The Centers for Medicare & Medicaid Services (CMS) recently released the payment rates for physician groups participating in the first round of the Value Based Payment Modifier Program (“VBPM Program”); physicians and health systems alike should take note of the possible reimbursement declines forecasted by the results.

Under the Affordable Care Act (implemented in Section 1848(p) of the Social Security Act), CMS is required to establish and apply a Value-Based Payment Modifier (“VM”) to adjust the amounts paid to physicians under the Medicare Part B physician fee schedule based on the quality and cost of care provided to Medicare beneficiaries. The VPBM Program is intended, much like the existing bundled payment systems and Accountable Care Organizations (ACOs), to implement a physician reimbursement structure that rewards physicians more for the quality of the care than the volume of care provided (the number of procedures performed by a physician or group). The existing fee for service system, by paying physicians per procedure performed, incentivizes physicians to perform as many procedures as possible, with less regard for the anticipated outcome. The VPBM Program alters this calculus by incorporating a multiplier that adjusts total payments a physician receives by their batting average –or average quality and cost scores for a given reporting period.

At its most simple, the VM is a payment modifier (or adjustment factor) that will be set for each physician or physician group (operating under a common tax ID) based on their previously reported Physician Quality Reporting System (PQRS) data. If CMS maintains the method used for FY2015, PQRS data reported in a designated prior year (performance period) will be used to calculate the VM for a physician or group. Specifically, CMS will assign a “composite quality score” and “composite cost score” to a given physician/physician group based on their PQRS data. CMS will then compare the provider’s composite scores to their peers to rank them into 1 of 6 tiers. Each tier will be assigned a modifier (value-based payment multiplier), and for a given calendar year, the provider’s reimbursement rate will be adjusted by that modifier. That is, the physician/physician group will be paid an amount equal to the procedure’s physician fee schedule rate multiplied by the modifier. Physicians face either an upward, neutral or downward adjustment in payment rates based on the quality tier they fall in. High performing providers (high quality/low cost performers falling in the upper three tiers) are rewarded with a positive VM multiplier and increased payment rates. While, low performing providers (low quality/high cost performers falling in the three lower tiers) face a negative VM multiplier that reduces their payment rates for the year.

The Affordable Care Act does not designate how much the modifier must adjust payments, but it does require all payment adjustments to be budget neutral. Consequently, the system constructs a zero sum game for physicians or a bell curve reimbursement structure. High performers may only be rewarded in amounts equal to the lower performers’ payment reductions (or penalties).
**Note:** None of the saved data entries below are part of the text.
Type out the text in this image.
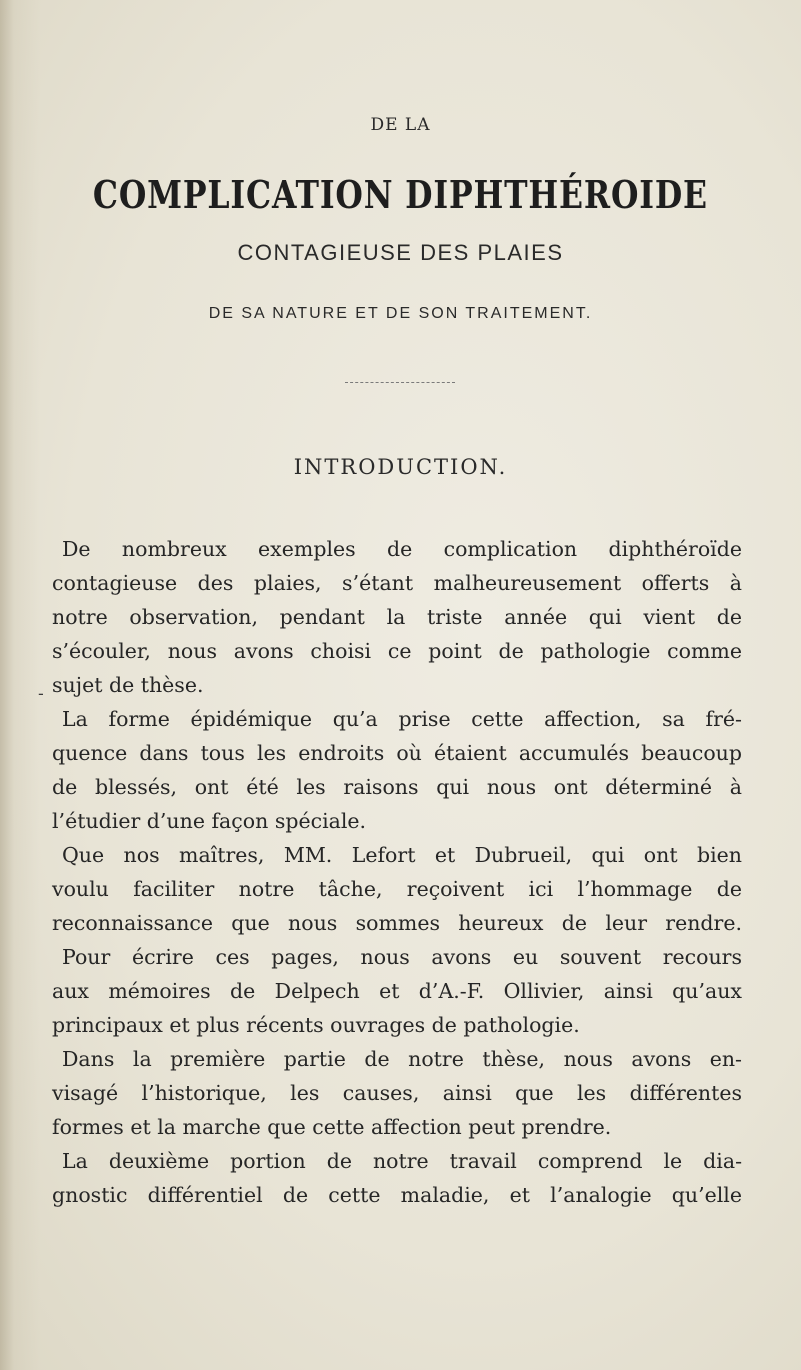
DE LA
COMPLICATION DIPHTHÉROIDE
CONTAGIEUSE DES PLAIES
DE SA NATURE ET DE SON TRAITEMENT.
INTRODUCTION.
-
De nombreux exemples de complication diphthéroïde
contagieuse des plaies, s’étant malheureusement offerts à
notre observation, pendant la triste année qui vient de
s’écouler, nous avons choisi ce point de pathologie comme
sujet de thèse.
La forme épidémique qu’a prise cette affection, sa fré-
quence dans tous les endroits où étaient accumulés beaucoup
de blessés, ont été les raisons qui nous ont déterminé à
l’étudier d’une façon spéciale.
Que nos maîtres, MM. Lefort et Dubrueil, qui ont bien
voulu faciliter notre tâche, reçoivent ici l’hommage de
reconnaissance que nous sommes heureux de leur rendre.
Pour écrire ces pages, nous avons eu souvent recours
aux mémoires de Delpech et d’A.-F. Ollivier, ainsi qu’aux
principaux et plus récents ouvrages de pathologie.
Dans la première partie de notre thèse, nous avons en-
visagé l’historique, les causes, ainsi que les différentes
formes et la marche que cette affection peut prendre.
La deuxième portion de notre travail comprend le dia-
gnostic différentiel de cette maladie, et l’analogie qu’elle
CMS is phasing in the VM system gradually, starting in CY2015 with physician groups of a 100 or more eligible professionals reporting under a single tax ID and expanding to all physicians by 2017. Physician practices of 10 or more eligible professionals will be subject to the VBPM Program next year (CY2016), with all physicians subject to it in the year after (CY2017).

For CY2015, the Quality Tiering structure described above was optional for physician groups of 100 or more eligible professionals, and 127 Physician groups elected this option, using 2013 PQRS data to establish the quality tiers and value modifiers. Ultimately, none of the groups qualified for the highest tier (or highest positive multiplier). Only 14 groups received a positive bump in reimbursement at all; while, 11 incurred negative multipliers (between -0.5% to -1%). In total, 81 groups qualified for a neutral adjustment (or no adjustment), and 21 groups had insufficient PQRS data reported to be ranked.

Physicians and health systems (who are increasingly employing physicians) should take note of this new reimbursement paradigm. Although the CY2015 results show limited financial impact for most physicians, the program, at its core, is a cost containment system. Consequently, physicians may face larger negative adjustments in the future. Further, even those physicians that earn neutral scores must absorb the costs of the PQRS reporting system and implementing quality initiatives. Finally, CMS is free to sharply increase the VM multiplier beyond the 1% adjustments seen to-date.

Physicians and hospitals should closely monitor the VPBM Program as it develops, the PQRS data they are reporting, and the overall quality and cost of care provided today—as today’s actions could dramatically alter tomorrow’s profits . . . for both physician practices and their health system employers.